Help me think about health insurance options
November 29, 2017 4:27 PM   Subscribe

I'm going to be needing some medical care in the coming months, but I don't yet know exactly what kind and how much it'll cost. I'm trying to figure out whether to keep my current insurance, which is paid for up front but only pays 75% of costs, or buy new insurance, and if the latter, what a good option would be. Because of the uncertainty about the types of services I'll be needing, I'm not sure how to go about making this decision. Help? Details inside.

Details about (a) medical situation and (b) insurance situation:

(a) I have a swollen lymph node in my neck which has been there for about 4 months now, cause unknown. I've had a CT scan and a biopsy; latter came back negative for cancer cells. Doc says the next step is to see an ENT doctor, and that most likely the lymph node will have to be removed since the swelling doesn't seem to be resolving by itself, and that it would have to be biopsied after removal in case cancer cells were missed the first time around. So at a minimum I'm looking at an ENT consultation with ultrasound (which would run to about $1500 out of pocket); plus whatever further steps are recommended, probably including removal of the lymph node.

(b) Up to now these procedures happened under my old insurance plan, but that has now expired and I can't renew it (I'm no longer eligible for benefits through my employer because I now work part time). I do have this low-cost plan with a $500 deductible, but it only pays 75% of costs. That leaves me footing the bill for the remaining 25%, but since I don't know what procedures will be necessary, I don't know how to estimate what that would come to. It seems like it would probably be better to pay for a plan that covers 100%, but I would have a lot of trouble affording a low-deductible plan, and if most of the costs end up falling within the deductible then there's not much point doing that. In fact my finances are so tight right now that I'm not sure how I'm going to pay for any of this whatever I end up doing. (I'm in California but don't qualify for government assistance because I'm here on a work visa.)

Given the unknown total costs, how should I approach this decision? If I stay with my current plan, 25% of the total will come to $X where X is presumably at least a four-digit number, but without an estimate of the total I don't know whether I can get a lower X with a different plan and if so, what kind of deductible vs. premium calculation I should be making.

So my main question is how to think about that. But assuming I need a different plan, I could also use tips on specific choices. Finally, I've been looking into low-cost clinics here in the SF bay area which might be able to provide ENT or other relevant services, but haven't found anything promising so far, so ideas there would be great too.
posted by zeri to Health & Fitness (6 answers total) 2 users marked this as a favorite
 
Do the plans have an out-of-pocket maximum? What is it?

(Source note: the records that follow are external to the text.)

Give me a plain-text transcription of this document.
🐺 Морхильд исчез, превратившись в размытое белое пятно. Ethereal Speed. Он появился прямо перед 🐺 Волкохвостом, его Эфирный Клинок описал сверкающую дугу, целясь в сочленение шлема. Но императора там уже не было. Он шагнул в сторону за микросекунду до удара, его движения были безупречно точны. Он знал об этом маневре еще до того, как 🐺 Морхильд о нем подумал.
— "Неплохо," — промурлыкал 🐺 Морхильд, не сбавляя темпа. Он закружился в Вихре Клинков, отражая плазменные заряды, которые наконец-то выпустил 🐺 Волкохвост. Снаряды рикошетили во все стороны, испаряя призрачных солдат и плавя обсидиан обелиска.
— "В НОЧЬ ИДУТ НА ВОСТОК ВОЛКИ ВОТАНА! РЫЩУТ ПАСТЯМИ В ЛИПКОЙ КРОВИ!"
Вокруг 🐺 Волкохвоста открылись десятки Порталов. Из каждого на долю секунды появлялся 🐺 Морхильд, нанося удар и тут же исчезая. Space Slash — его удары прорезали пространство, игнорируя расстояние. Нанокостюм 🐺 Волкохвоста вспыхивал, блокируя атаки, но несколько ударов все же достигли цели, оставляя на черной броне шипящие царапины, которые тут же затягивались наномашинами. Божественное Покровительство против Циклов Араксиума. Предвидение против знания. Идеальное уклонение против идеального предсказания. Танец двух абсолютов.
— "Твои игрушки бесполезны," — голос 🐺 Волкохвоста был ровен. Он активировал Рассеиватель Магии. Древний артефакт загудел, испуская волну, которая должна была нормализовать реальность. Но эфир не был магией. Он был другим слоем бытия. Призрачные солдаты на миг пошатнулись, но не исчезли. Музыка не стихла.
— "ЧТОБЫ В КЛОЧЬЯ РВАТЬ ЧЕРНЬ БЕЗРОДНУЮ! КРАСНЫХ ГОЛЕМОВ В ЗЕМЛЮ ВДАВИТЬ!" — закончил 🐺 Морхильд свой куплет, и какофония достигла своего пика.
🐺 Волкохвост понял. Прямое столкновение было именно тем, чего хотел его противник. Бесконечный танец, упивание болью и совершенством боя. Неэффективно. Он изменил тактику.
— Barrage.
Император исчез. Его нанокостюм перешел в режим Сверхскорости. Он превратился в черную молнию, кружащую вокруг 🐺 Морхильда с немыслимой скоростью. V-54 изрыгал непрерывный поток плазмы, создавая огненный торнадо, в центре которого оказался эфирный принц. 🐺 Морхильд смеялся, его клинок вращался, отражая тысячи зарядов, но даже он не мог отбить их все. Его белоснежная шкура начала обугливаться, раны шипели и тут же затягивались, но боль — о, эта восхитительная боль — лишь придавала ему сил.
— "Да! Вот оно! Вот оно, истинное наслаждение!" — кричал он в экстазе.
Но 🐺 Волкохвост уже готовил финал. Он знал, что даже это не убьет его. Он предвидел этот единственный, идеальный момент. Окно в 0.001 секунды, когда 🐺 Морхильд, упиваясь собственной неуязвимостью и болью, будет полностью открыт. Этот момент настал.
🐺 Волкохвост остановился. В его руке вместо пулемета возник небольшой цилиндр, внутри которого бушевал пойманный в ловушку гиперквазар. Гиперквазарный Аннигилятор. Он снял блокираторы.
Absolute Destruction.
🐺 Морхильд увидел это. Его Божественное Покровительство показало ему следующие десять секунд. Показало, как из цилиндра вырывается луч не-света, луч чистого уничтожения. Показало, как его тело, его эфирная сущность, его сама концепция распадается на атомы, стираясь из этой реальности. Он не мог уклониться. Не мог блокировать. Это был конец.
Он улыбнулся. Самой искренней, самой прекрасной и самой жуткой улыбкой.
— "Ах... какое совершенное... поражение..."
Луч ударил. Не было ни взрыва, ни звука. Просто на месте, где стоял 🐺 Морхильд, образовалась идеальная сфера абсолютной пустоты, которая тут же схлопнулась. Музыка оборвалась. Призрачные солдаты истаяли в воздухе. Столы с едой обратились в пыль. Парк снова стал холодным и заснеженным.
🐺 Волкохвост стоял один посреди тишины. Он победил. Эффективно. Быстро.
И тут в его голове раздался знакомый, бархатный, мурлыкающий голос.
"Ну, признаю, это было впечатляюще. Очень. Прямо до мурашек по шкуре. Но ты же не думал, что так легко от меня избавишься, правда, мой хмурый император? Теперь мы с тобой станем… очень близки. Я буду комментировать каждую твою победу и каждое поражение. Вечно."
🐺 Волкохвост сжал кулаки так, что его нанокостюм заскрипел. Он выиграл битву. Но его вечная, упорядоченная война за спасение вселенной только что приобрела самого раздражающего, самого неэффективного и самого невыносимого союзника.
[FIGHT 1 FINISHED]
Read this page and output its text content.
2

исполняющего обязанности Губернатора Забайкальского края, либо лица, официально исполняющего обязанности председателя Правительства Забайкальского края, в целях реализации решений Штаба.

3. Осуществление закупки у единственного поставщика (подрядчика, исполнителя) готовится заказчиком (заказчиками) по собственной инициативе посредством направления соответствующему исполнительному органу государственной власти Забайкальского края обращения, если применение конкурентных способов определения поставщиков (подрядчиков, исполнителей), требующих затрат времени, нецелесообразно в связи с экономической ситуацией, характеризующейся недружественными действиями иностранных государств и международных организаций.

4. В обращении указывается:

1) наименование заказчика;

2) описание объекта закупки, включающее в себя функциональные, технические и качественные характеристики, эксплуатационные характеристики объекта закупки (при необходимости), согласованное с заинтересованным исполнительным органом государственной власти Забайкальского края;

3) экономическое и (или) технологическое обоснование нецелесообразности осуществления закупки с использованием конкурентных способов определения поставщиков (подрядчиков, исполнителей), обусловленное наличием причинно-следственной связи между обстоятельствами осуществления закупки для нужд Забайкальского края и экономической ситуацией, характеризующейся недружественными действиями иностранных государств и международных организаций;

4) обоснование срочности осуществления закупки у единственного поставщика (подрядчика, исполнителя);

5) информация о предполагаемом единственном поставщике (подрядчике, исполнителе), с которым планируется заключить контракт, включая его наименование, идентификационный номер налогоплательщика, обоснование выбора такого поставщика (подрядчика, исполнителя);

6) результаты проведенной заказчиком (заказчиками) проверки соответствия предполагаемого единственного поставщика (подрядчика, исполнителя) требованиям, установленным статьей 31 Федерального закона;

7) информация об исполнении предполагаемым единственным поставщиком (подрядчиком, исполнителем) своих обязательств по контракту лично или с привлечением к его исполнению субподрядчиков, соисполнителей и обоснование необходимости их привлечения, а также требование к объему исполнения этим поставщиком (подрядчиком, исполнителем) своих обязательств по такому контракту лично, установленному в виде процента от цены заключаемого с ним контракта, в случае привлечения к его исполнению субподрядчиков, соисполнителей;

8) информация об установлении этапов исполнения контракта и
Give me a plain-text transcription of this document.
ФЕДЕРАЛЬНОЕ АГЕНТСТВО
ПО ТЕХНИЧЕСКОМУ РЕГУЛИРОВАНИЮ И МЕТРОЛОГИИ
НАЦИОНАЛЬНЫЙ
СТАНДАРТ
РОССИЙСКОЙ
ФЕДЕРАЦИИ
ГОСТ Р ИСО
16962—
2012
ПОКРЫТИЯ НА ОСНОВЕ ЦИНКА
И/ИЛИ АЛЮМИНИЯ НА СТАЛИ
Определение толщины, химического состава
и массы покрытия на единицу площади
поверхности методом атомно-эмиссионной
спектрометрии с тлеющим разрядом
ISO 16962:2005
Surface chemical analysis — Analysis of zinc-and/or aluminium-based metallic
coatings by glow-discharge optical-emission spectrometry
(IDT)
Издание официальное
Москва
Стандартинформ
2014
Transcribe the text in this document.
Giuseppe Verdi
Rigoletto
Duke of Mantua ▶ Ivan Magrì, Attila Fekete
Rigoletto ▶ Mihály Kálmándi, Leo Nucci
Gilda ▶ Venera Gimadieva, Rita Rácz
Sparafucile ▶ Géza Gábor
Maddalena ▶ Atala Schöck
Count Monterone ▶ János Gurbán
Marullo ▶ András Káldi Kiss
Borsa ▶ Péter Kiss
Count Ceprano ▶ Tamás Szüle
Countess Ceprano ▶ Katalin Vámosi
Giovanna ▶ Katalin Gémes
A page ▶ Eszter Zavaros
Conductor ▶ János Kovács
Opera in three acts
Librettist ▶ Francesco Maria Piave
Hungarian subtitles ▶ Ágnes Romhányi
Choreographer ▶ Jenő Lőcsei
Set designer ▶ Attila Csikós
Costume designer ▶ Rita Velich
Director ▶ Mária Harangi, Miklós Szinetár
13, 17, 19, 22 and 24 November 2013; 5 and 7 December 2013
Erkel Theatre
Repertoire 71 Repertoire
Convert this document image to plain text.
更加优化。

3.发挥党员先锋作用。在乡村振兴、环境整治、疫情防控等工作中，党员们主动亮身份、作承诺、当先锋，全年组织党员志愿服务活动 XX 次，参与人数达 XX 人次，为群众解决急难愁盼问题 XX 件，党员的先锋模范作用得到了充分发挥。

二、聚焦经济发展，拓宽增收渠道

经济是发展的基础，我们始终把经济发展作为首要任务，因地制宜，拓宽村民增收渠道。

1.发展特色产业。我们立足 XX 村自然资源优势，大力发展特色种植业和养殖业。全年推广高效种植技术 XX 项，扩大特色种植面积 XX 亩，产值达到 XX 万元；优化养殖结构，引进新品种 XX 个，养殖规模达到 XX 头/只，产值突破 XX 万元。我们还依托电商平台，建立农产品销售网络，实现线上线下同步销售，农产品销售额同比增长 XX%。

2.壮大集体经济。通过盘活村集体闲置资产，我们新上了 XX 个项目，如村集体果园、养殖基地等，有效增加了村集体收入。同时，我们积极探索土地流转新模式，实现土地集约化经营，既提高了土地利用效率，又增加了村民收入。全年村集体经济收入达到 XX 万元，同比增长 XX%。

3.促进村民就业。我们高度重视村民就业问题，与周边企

Note that if you stay in network you will pay coinsurance/deductible on the approved amount, which will be less than the list price. You could try to estimate costs by asking your insurance company, but nothing about that will be binding. At least it’d get you a ballpark estimate.

What is your open enrollment timeframe? How much time do you have left to make this decision?
posted by Huffy Puffy at 4:36 PM on November 29, 2017 [1 favorite]


My current plan (the one that pays 75%) has a $100,000 overall maximum.

I'm not sure about timeframe -- what would affect that? Can't you buy private insurance at any time? As I said I'm not eligible for any US government programs. My current plan is valid until next June. Obviously I want to start taking care of this as soon as I can given that I don't know how long of a process it'll be.
posted by zeri at 4:44 PM on November 29, 2017


I would contact an insurance broker who can guide you through the options. One very important consideration is whether a new individual policy would have exclusions for pre-existing conditions.

You may not be able to find a plan with 100% coverage that kicks in after a low deductible - it tends to be either one or the other - but there are plans with only 10% co-insurance instead of 25%. Another consideration is whether the plan includes a out-of-pocket maximum (it pays 100% above a certain amount.)

Once you know the options, I would do an two or three estimates - low, medium, high and compare the impact of each plan on each option. Remember this is all of your medical expenses for the year, not just this particular procedure. So the high estimate should include unexpected accident or injury and/or a major cancer diagnosis. It may not be likely but you want to think through how you will deal with it if it happens.
posted by metahawk at 6:30 PM on November 29, 2017 [2 favorites]


Make sure you understand that visitor medical plans are very stringent about what is considered a pre existing condition. ( for example any symptom in the last three years). If you have a high bill you can set up a payment plan four part of it, especially if your ncome is low. However If you do end up having an expensive to treat or prolonged illness your best bet would be to go back to your home country.
posted by SyraCarol at 6:43 PM on November 29, 2017 [2 favorites]


These visitor plans reject just about every claim and are sometimes borderline scammy. Your best bets are to either receive treatment in your home country or purchase the lowest priced ACA compliant plan you can find. MAybe start with blue california to see if there are any plans you can afford.
posted by WeekendJen at 9:55 AM on November 30, 2017


Were you offered coverage under COBRA when you became ineligible under your Employer's group plan?